Ora che era libera, decise di tornare nella bottega del Fecondatore. Raggiunse la parte alta della cittadina, cominciò a salire la ripida stradina. A metà percorso, s’imbatté nel Controllore.

Non dovendo più preoccuparsi di obbedirgli o di evitarlo, lo guardò come l’aveva guardato la prima volta durante il viaggio sul fiume, non come l’oggetto del controllo burocratico guarda il burocrate, ma umanamente. Il Controllore aveva schiena dritta e bei lineamenti, anche se l’ambizione, l’ansia, l’autorità, avevano reso la sua faccia dura e tesa. Nessuno nasceva così, rifletté Sutty. Non esistevano bambini arcigni. Magnanima, lo salutò: «Buongiorno, Controllore!».

Il tono allegro e sciocco della propria voce le risuonò negli orecchi. Sbagliato, sbagliato. Per lui, un saluto simile era una provocazione bell’e buona.
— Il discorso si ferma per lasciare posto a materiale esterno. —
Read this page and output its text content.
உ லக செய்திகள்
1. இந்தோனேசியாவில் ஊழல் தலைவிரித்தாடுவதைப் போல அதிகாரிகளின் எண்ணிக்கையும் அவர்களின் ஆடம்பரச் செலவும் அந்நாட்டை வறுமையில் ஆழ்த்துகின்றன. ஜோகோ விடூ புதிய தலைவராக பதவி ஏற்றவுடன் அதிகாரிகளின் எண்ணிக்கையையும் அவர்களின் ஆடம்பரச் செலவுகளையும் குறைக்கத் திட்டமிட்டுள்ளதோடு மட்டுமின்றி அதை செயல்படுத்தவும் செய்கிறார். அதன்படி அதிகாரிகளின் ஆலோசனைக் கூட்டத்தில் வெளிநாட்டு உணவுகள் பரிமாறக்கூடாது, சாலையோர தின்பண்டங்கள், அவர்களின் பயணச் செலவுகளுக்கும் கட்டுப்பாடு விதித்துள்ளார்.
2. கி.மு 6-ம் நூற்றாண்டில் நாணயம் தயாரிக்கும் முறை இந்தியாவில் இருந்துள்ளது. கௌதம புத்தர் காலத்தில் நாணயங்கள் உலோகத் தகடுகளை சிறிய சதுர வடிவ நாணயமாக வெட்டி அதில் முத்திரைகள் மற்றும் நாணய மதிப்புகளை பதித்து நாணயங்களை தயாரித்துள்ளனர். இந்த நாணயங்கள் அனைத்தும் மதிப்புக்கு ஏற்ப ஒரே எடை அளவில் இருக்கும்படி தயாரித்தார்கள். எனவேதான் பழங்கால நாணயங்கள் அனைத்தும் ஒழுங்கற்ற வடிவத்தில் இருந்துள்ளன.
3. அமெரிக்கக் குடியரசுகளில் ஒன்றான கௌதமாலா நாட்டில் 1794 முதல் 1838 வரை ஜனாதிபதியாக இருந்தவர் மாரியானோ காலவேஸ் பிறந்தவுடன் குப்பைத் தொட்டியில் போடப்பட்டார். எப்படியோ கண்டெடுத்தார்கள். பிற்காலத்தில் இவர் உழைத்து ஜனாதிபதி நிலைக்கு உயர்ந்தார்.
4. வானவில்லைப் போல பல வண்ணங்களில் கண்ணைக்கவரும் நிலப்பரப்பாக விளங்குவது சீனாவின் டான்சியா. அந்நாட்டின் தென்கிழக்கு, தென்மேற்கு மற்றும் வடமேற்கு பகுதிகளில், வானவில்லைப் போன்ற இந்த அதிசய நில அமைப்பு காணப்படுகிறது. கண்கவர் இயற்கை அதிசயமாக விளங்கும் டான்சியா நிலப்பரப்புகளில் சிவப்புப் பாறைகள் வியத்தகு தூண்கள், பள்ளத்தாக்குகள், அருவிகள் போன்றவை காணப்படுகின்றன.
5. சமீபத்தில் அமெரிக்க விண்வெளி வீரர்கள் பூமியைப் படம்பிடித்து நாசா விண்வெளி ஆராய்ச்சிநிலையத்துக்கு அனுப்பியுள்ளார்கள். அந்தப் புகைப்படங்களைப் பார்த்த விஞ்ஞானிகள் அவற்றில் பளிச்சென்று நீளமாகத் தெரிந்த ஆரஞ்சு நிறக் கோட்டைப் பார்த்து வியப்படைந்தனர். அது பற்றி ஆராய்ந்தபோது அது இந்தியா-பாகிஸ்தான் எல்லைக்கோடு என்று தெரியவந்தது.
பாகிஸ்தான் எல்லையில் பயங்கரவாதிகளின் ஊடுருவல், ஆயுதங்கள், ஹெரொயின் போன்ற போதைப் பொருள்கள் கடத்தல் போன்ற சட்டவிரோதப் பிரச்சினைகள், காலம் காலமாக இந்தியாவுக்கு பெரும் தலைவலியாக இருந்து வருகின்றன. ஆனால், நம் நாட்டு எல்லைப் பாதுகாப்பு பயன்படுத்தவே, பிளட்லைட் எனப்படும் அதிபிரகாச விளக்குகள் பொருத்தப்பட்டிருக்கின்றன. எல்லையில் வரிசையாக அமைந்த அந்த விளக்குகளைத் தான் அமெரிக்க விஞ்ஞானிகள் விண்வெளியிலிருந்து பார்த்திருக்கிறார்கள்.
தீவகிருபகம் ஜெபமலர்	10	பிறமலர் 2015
Il Controllore rimase in silenzio, fronteggiandola.

Quindi si schiarì la voce e disse: «Mi è stato ordinato di annullare la richiesta che ti avevo fatto di informare il mio ufficio dei tuoi contatti e dei tuoi spostamenti. Dato che tu non avevi aderito, ho cercato di sorvegliarti a scopo protettivo. Mi hanno comunicato che ti sei lamentata di questo. Ti chiedo scusa per qualsiasi disturbo o disagio causato da me o dal mio personale».

Il suo tono era gelido e cupo, ma aveva una certa dignità, e Sutty, vergognandosi, disse: «No… mi dispiace, io…».

«Ti avverto» proseguì il Controllore, ignorandola, con un tono di voce più intenso, «qui ci sono persone che intendono servirsi di te per i loro scopi. Non sono resti pittoreschi di un’epoca passata. Non sono innocue. Sono malvage. Sono la feccia di un veleno mortale… la droga che ha stordito il mio popolo per diecimila anni. Cercano di trascinarci di nuovo in quella paralisi, in quella barbarie assurda. Anche se forse sono gentili con te, ti avverto, sono crudeli. Per loro sei una preda. Ti lusingheranno, ti insegneranno cose false, ti prometteranno miracoli. Sono i nemici della verità, della scienza. La loro cosiddetta conoscenza è farneticamento, superstizione, poesia. Le loro pratiche sono illegali, i loro libri e i loro riti sono proibiti, e tu lo sai. Non mettere la mia gente nella posizione spiacevole di scoprire una scienziata dell’Ekumene in possesso di materiale illegale, che partecipa a riti turpi e vietati. Ecco cosa ti chiedo… come scienziata dell’Ekumene…» Aveva cominciato a balbettare, alla ricerca delle parole giuste.